About This Artifact
Gary Drayton recovered an iron spike coated in a concrete-like substance from the 150-foot level of borehole H8 spoils during the Season 5 caisson dig. The 60-inch caisson had reached 155 feet of casing by that point, with the hammer grab excavating at 150 feet, and project manager Vanessa Lucido of Irving Equipment Limited oversaw the operation. The spike was found in the same wash plant batch as fragments of bone, pottery, glass, and hand-chopped wood recovered by Jack Begley and the spoils crew.
The concrete-like coating echoes the documented history of cementitious material reported deep in the Money Pit. William Chappell, drilling into the Pit in 1897, recorded striking what he and his workmen described as cement at the level of the wood layer, leading to the long-running interpretation that an artificial chamber had been sealed there. Samples of similar cement-like material recovered from later drilling were analysed by the Belleville Research Laboratory of Canada Cement Lafarge and described as crude lime carbonate consistent with pre-industrial preparation, not Portland cement.

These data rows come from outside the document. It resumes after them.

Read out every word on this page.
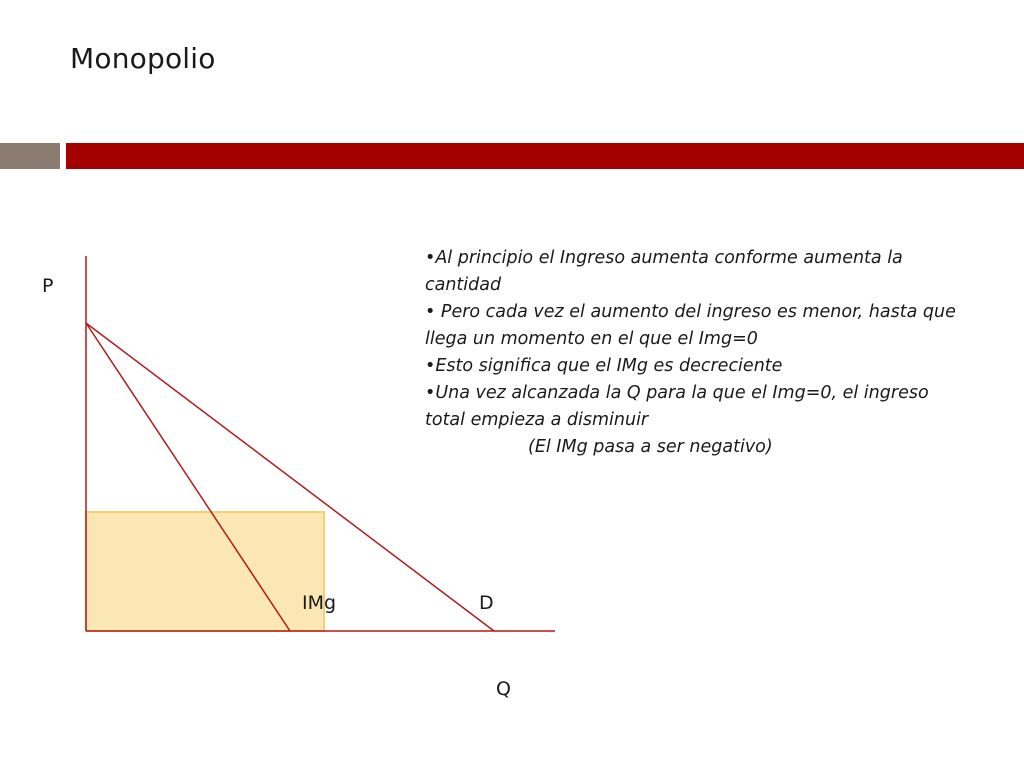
Monopolio

•Al principio el Ingreso aumenta conforme aumenta la cantidad

• Pero cada vez el aumento del ingreso es menor, hasta que llega un momento en el que el Img=0

•Esto significa que el IMg es decreciente

•Una vez alcanzada la Q para la que el Img=0, el ingreso total empieza a disminuir

(El IMg pasa a ser negativo)

P
Q
IMg	D
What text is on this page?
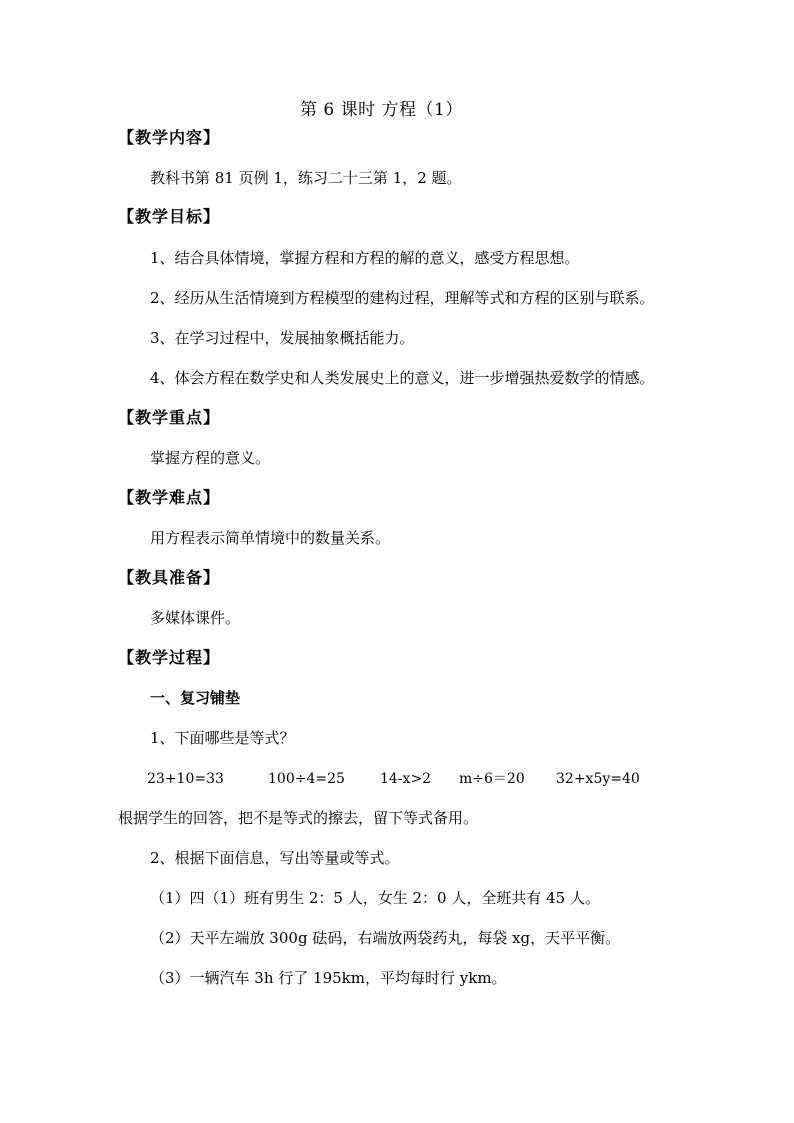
第 6 课时 方程（1）
【教学内容】
教科书第 81 页例 1，练习二十三第 1，2 题。
【教学目标】
1、结合具体情境，掌握方程和方程的解的意义，感受方程思想。
2、经历从生活情境到方程模型的建构过程，理解等式和方程的区别与联系。
3、在学习过程中，发展抽象概括能力。
4、体会方程在数学史和人类发展史上的意义，进一步增强热爱数学的情感。
【教学重点】
掌握方程的意义。
【教学难点】
用方程表示简单情境中的数量关系。
【教具准备】
多媒体课件。
【教学过程】
一、复习铺垫
1、下面哪些是等式？
23+10=33	100÷4=25	14-x>2 m÷6＝20 32+x5y=40
根据学生的回答，把不是等式的擦去，留下等式备用。
2、根据下面信息，写出等量或等式。
（1）四（1）班有男生 2：5 人，女生 2：0 人，全班共有 45 人。
（2）天平左端放 300g 砝码，右端放两袋药丸，每袋 xg，天平平衡。
（3）一辆汽车 3h 行了 195km，平均每时行 ykm。
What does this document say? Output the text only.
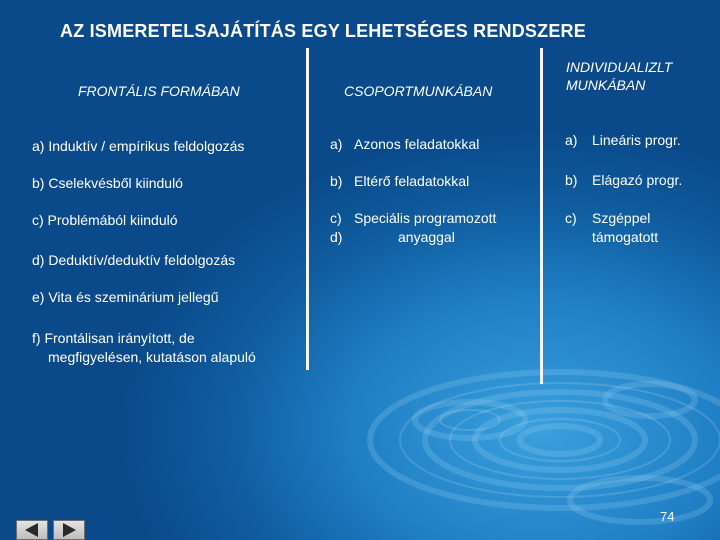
AZ ISMERETELSAJÁTÍTÁS EGY LEHETSÉGES RENDSZERE
FRONTÁLIS FORMÁBAN	CSOPORTMUNKÁBAN
INDIVIDUALIZLT
MUNKÁBAN
a) Induktív / empírikus feldolgozás
b) Cselekvésből kiinduló
c) Problémából kiinduló
d) Deduktív/deduktív feldolgozás
e) Vita és szeminárium jellegű
f) Frontálisan irányított, de
megfigyelésen, kutatáson alapuló
a) Azonos feladatokkal
b) Eltérő feladatokkal
c) Speciális programozott
d)	anyaggal
a) Lineáris progr.
b) Elágazó progr.
c) Szgéppel
támogatott
74
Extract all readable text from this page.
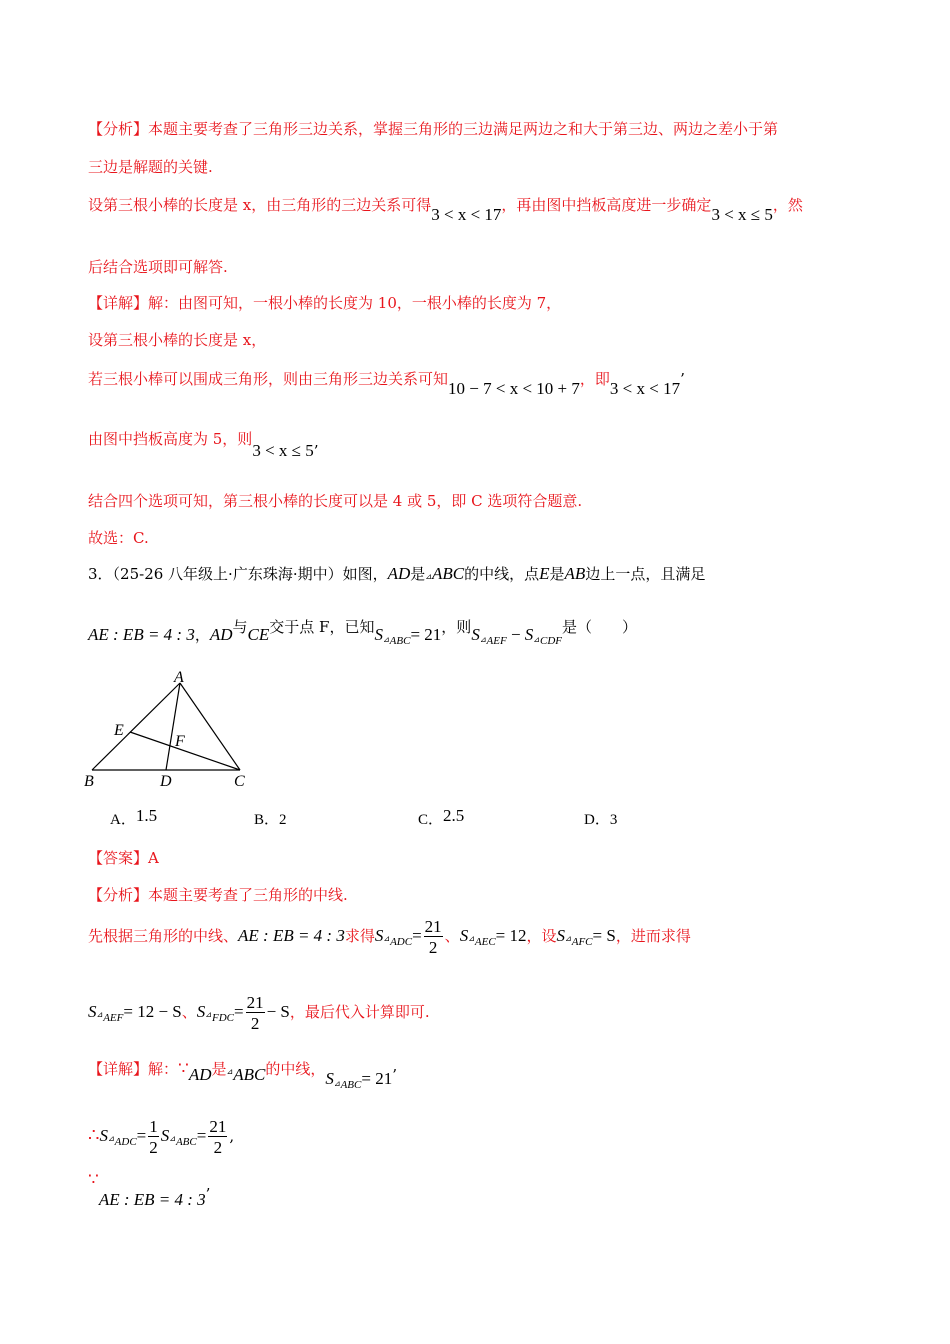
【分析】本题主要考查了三角形三边关系，掌握三角形的三边满足两边之和大于第三边、两边之差小于第
三边是解题的关键.
设第三根小棒的长度是 x，由三角形的三边关系可得3 < x < 17，再由图中挡板高度进一步确定3 < x ≤ 5，然
后结合选项即可解答.
【详解】解：由图可知，一根小棒的长度为 10，一根小棒的长度为 7，
设第三根小棒的长度是 x，
若三根小棒可以围成三角形，则由三角形三边关系可知10 − 7 < x < 10 + 7，即3 < x < 17’
由图中挡板高度为 5，则3 < x ≤ 5’
结合四个选项可知，第三根小棒的长度可以是 4 或 5，即 C 选项符合题意.
故选：C.
3．（25-26 八年级上·广东珠海·期中）如图，AD是⊿ABC的中线，点E是AB边上一点，且满足
AE : EB = 4 : 3，AD与CE交于点 F，已知$S_{⊿ABC}= 21$，则$S_{⊿AEF} - S_{⊿CDF}$是（　　）
A
E
F
B	D	C
A．1.5	B．2	C．2.5	D．3
【答案】A
【分析】本题主要考查了三角形的中线.
先根据三角形的中线、AE : EB = 4 : 3求得$S⊿_{ADC}= \frac{21}{2}$ 、$S⊿_{AEC}= 12$，设$S⊿_{AFC}= S$，进而求得
$S⊿_{AEF}= 12 - S$、$S⊿_{FDC}= \frac{21}{2} - S$，最后代入计算即可.
【详解】解：∵AD是⊿ABC的中线，$S_{⊿ABC}= 21$’
$\therefore S⊿_{ADC}= \frac{1}{2}$ $S⊿_{ABC}= \frac{21}{2}$ ,
∵AE : EB = 4 : 3’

If the coating on the H8 spike is the same material, it would place the spike at or near the depth at which historical searchers reported encountering the so-called concrete vault. Later in the same episode, at 170 feet, oscillator operator Danny reported torque pressure on the caisson doubling against a flat, hard, consistent surface that Rick Lagina noted matched the profile of a collapsed underground structure. No laboratory analysis of the H8 spike's coating has been publicly reported, and the precise composition of the material remains untested.
Historical Context
The Curse of Oak Island, Season 5, Episode 10, "The Signs of a Cross" (History Channel, January 16, 2018). Eyewitnesses on screen: Gary Drayton, Jack Begley, Rick Lagina, Charles Barkhouse, Marty Lagina, Craig Tester, Vanessa Lucido (Irving Equipment Limited). Historical cement references: William Chappell affidavits (1897 drilling); Belleville Research Laboratory of Canada Cement Lafarge analysis of cement samples from 10X-area drilling, cited in Joy Steele and Gordon Fader, Oak Island Mystery Solved, 2nd ed. (Halifax: Formac, 2018).
Where It Was Found
Found at Borehole H8 spoils, 150-foot level (Lot 18, Money Pit area) — the original 1795 excavation shaft on Oak Island, Nova Scotia.